Irritierend ist jedoch, mit welcher Selbstverständlichkeit sie dies tun. Als sei es das Normalste der Welt, dass sich der Staat in wirtschaftliches Handeln einmischt. Es sind die gleichen Vertreter der Interessen der Wirtschaft, die jenseits von Krisenzeiten den Staat verleumden. Er bremse mit Bürokratie und Vorschriften das wackere Unternehmertum aus. Er poche zu sehr auf soziale Gerechtigkeit und hemme so die freie Entfaltung der allein selig machenden Marktkräfte. Ganz nebenbei finden diese Vertreter ökonomischer Interessen selten mahnende Worte für die schwarzen Schafe unter ihnen, die sich einen Wettbewerb in legaler und halb legaler Steuervermeidung liefern, die des Profits wegen aus Tarifverträgen fliehen, die billig im Ausland produzieren, wo sie sich wenig um Umweltstandards oder Arbeitsschutz kümmern.

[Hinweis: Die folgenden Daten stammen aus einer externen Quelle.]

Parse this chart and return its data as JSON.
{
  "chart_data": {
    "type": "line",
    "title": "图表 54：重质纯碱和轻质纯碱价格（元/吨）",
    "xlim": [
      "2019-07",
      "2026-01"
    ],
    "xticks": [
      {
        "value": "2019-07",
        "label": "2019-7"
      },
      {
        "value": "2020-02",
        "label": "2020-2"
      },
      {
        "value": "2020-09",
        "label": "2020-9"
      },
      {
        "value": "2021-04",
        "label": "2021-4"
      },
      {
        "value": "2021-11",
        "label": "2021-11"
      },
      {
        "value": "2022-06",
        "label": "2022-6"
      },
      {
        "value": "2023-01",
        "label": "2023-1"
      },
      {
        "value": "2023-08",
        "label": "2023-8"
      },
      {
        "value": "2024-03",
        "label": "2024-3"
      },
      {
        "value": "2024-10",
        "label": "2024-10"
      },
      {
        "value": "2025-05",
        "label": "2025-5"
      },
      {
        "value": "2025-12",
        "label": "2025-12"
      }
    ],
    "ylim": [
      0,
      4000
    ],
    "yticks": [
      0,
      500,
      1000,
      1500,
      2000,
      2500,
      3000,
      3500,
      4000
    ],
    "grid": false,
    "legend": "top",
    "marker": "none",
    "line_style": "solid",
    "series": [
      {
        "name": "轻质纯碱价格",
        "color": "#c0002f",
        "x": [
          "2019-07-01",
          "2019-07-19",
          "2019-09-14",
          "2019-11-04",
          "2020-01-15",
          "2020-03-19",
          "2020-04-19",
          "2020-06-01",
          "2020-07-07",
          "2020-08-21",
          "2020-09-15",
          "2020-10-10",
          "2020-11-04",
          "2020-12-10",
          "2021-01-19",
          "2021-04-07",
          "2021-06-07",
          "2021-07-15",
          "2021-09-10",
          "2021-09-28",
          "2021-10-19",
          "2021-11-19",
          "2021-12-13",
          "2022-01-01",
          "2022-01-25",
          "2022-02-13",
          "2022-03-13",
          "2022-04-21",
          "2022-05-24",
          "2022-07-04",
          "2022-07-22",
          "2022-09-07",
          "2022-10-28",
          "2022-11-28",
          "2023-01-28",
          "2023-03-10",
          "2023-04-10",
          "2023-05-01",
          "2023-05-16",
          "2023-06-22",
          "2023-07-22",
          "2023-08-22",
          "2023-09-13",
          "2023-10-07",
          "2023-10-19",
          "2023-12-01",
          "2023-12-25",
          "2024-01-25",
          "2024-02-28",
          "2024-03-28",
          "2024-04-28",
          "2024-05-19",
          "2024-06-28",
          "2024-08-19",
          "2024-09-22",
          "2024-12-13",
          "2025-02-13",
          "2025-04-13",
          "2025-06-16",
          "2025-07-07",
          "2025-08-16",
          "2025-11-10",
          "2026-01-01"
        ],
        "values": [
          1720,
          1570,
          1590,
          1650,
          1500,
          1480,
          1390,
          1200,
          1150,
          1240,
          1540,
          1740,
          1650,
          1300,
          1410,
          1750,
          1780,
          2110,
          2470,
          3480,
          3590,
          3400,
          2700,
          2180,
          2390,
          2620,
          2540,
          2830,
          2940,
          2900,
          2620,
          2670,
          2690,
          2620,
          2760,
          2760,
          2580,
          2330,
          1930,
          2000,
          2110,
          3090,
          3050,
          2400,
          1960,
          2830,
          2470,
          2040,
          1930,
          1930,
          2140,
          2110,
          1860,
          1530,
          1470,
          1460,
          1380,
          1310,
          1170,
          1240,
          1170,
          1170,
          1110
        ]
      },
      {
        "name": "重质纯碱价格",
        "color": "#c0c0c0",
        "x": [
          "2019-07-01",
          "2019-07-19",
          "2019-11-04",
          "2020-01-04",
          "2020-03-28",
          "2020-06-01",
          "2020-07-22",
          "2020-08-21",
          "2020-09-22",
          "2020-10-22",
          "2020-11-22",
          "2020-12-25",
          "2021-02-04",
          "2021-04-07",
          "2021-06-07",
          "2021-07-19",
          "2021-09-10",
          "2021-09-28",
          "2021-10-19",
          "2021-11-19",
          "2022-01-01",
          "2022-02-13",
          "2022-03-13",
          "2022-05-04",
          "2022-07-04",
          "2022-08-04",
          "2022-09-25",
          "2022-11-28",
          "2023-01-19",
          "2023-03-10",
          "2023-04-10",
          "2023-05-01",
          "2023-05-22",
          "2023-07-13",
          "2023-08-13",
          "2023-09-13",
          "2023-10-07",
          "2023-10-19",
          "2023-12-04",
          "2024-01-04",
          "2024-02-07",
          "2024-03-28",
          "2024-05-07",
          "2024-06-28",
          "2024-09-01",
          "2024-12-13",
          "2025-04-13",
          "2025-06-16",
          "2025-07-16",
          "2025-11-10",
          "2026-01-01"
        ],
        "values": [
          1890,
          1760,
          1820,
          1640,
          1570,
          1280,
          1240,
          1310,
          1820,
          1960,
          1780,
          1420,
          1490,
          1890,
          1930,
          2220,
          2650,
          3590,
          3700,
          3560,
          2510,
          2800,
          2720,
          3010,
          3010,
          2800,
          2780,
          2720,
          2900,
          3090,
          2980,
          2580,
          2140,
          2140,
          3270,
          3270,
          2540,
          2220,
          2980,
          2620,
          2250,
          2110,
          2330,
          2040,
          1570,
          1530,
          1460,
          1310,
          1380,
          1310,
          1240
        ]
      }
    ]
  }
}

Gewiss, solche Unternehmen sind nicht in der Mehrheit. Aber wenige sind es auch nicht. Industrie- und Unternehmerverbände, die jetzt nach dem Staat rufen, um ihre Verluste zu vergesellschaften, sollten sich in profitablen Zeiten nicht allzu rigoros über den Staat beschweren, wenn der versucht, im Interesse der Allgemeinheit das Kapital wenigstens ein bisschen zu regulieren. Wer in der Not Hilfe braucht, tut sich leichter, wenn er in guten Zeiten Anstand zeigt.